Проследив за взглядом Честера, Стефен увидел стройного, подчеркнуто элегантного мужчину лет тридцати, в коротком коричневом пиджаке, открывавшем манишку, на которой красовался пышный галстук. Его бледное лицо с темными кругами под глазами выглядело томно-усталым. Блестящие черные волосы были разделены аккуратным пробором посредине, но с одной стороны от них отделялся маленький локон, ниспадавший на белый лоб. От его манер — вообще от всего его облика — веяло жеманной леностью, скукой и самомнением.

Направляясь к их столику, он сунул под мышку трость и принялся стягивать с руки лимонно-желтую перчатку, не сводя с Честера взгляда, исполненного легкого презрения и предвкушения предстоящей забавы.

— Спасибо, старина, за то, что постерег мой столик. А теперь — марш отсюда. Я пригласил кое-кого на два часа. Нянька мне при этом не понадобится.

— Мы уже уходим, Филип. — В тоне Честера появились подобострастные нотки. — Послушай, я хочу познакомить тебя с Десмондом. Он сегодня начал заниматься у Дюпре.

Ламберт взглянул на Стефена и вежливо поклонился.

— Десмонд только в прошлом семестре окончил Оксфорд, — поспешил доложить Честер.

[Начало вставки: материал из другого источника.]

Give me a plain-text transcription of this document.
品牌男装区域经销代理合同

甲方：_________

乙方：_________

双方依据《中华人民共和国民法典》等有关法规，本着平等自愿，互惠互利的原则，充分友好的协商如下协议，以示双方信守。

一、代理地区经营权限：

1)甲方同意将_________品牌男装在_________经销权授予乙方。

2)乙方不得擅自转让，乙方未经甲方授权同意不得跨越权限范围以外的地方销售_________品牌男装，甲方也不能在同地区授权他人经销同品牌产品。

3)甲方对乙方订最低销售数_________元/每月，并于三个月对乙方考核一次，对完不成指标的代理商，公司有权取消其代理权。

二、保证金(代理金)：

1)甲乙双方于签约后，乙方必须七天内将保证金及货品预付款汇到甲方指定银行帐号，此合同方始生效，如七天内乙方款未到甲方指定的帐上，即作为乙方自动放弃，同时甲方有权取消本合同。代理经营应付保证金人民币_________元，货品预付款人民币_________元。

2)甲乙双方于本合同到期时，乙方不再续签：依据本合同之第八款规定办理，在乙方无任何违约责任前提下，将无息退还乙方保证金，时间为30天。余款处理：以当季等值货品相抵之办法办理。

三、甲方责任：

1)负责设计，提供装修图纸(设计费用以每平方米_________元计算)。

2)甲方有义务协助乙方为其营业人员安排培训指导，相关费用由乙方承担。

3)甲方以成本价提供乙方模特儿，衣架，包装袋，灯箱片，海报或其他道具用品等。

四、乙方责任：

— В самом деле? — проронил Ламберт. — А какой колледж, разрешите поинтересоваться?

— Святой Троицы, — ответил Стефен.

— Вот оно что! — Ламберт изобразил улыбку, обнажившую ровные белые зубы, и, сняв вторую из своих узких замшевых перчаток, что заняло немало времени и что он проделал, нисколько не смущаясь, в полном молчании, протянул Стефену маленькую руку. — Рад с вами познакомиться. Сам я окончил правовой факультет. Пожалуйста, не утруждайте себя и не торопитесь. Я могу найти и другой столик.

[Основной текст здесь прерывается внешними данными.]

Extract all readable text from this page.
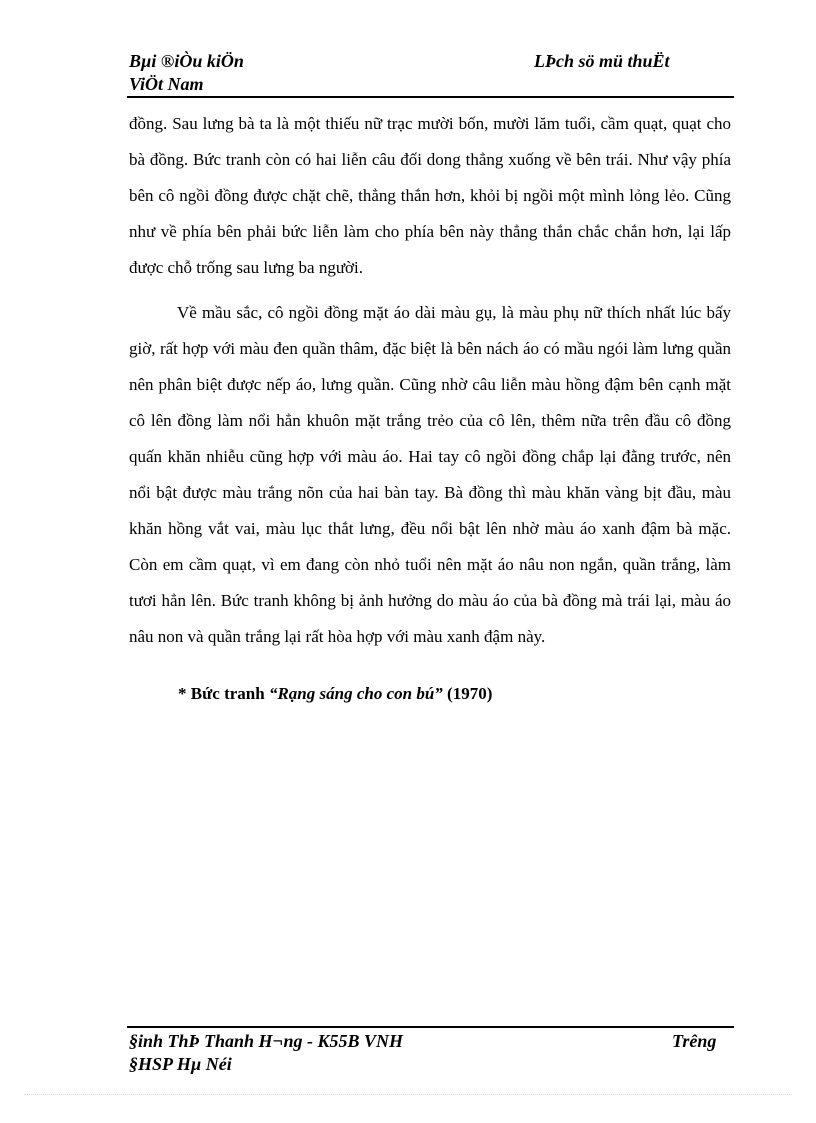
Bµi ®iÒu kiÖn
ViÖt Nam
LÞch sö mü thuËt

đồng. Sau lưng bà ta là một thiếu nữ trạc mười bốn, mười lăm tuổi, cầm quạt, quạt cho bà đồng. Bức tranh còn có hai liễn câu đối dong thẳng xuống về bên trái. Như vậy phía bên cô ngồi đồng được chặt chẽ, thẳng thắn hơn, khỏi bị ngồi một mình lỏng lẻo. Cũng như về phía bên phải bức liễn làm cho phía bên này thẳng thắn chắc chắn hơn, lại lấp được chỗ trống sau lưng ba người.

Về mầu sắc, cô ngồi đồng mặt áo dài màu gụ, là màu phụ nữ thích nhất lúc bấy giờ, rất hợp với màu đen quần thâm, đặc biệt là bên nách áo có mầu ngói làm lưng quần nên phân biệt được nếp áo, lưng quần. Cũng nhờ câu liễn màu hồng đậm bên cạnh mặt cô lên đồng làm nổi hẳn khuôn mặt trắng trẻo của cô lên, thêm nữa trên đầu cô đồng quấn khăn nhiễu cũng hợp với màu áo. Hai tay cô ngồi đồng chắp lại đằng trước, nên nổi bật được màu trắng nõn của hai bàn tay. Bà đồng thì màu khăn vàng bịt đầu, màu khăn hồng vắt vai, màu lục thắt lưng, đều nổi bật lên nhờ màu áo xanh đậm bà mặc. Còn em cầm quạt, vì em đang còn nhỏ tuổi nên mặt áo nâu non ngắn, quần trắng, làm tươi hẳn lên. Bức tranh không bị ảnh hưởng do màu áo của bà đồng mà trái lại, màu áo nâu non và quần trắng lại rất hòa hợp với màu xanh đậm này.

* Bức tranh “Rạng sáng cho con bú” (1970)
§inh ThÞ Thanh H¬ng - K55B VNH
§HSP Hµ Néi
Trêng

— Уверяю вас, — сказал Стефен, вставая, — что мы уже кончили.

— В таком случае приходите как-нибудь ко мне на чай. Мы почти всегда дома по средам в пять часов. Гарри приведет вас. Теперь нас будет двое из Оксфорда и один, — он с улыбкой взглянул на Честера, — который чуть не поступил в Кембридж.

Счет, поспешно принесенный мадам Шобер, уже лежал на столе. Поскольку Честер сделал вид, будто не замечает его, Стефен взял бумажку и, несмотря на неожиданный и весьма шумный протест Честера, расплатился.

7

Свобода, которой пользовался теперь Стефен, была для него чем-то таким упоительным и новым, что он с восторгом и без всякого труда втянулся в этот приятный для него образ жизни, тем более что через неделю после своего приезда в Париж он получил письмо из Стилуотера, снявшее большую тяжесть с его души. Настоятель, правда, писал о том, какую боль причинил ему внезапный отъезд Стефена, но в общем прощал его. Видимо, писал он, эта тяга к живописи (слово «влечение» было зачеркнуто) оказалась слишком сильной и Стефен не сумел ей противостоять. А потому, может, «оно и к лучшему», если оба они, как предлагает сам Стефен, сочтут этот годовой перерыв своего рода «испытательным сроком». А пока он одобряет выбор гостиницы, сделанный Стефеном, уверен, что взывать к добродетели сына ему не придется, и хочет, чтобы Стефен жил сообразно своему положению и не нуждался ни в чем.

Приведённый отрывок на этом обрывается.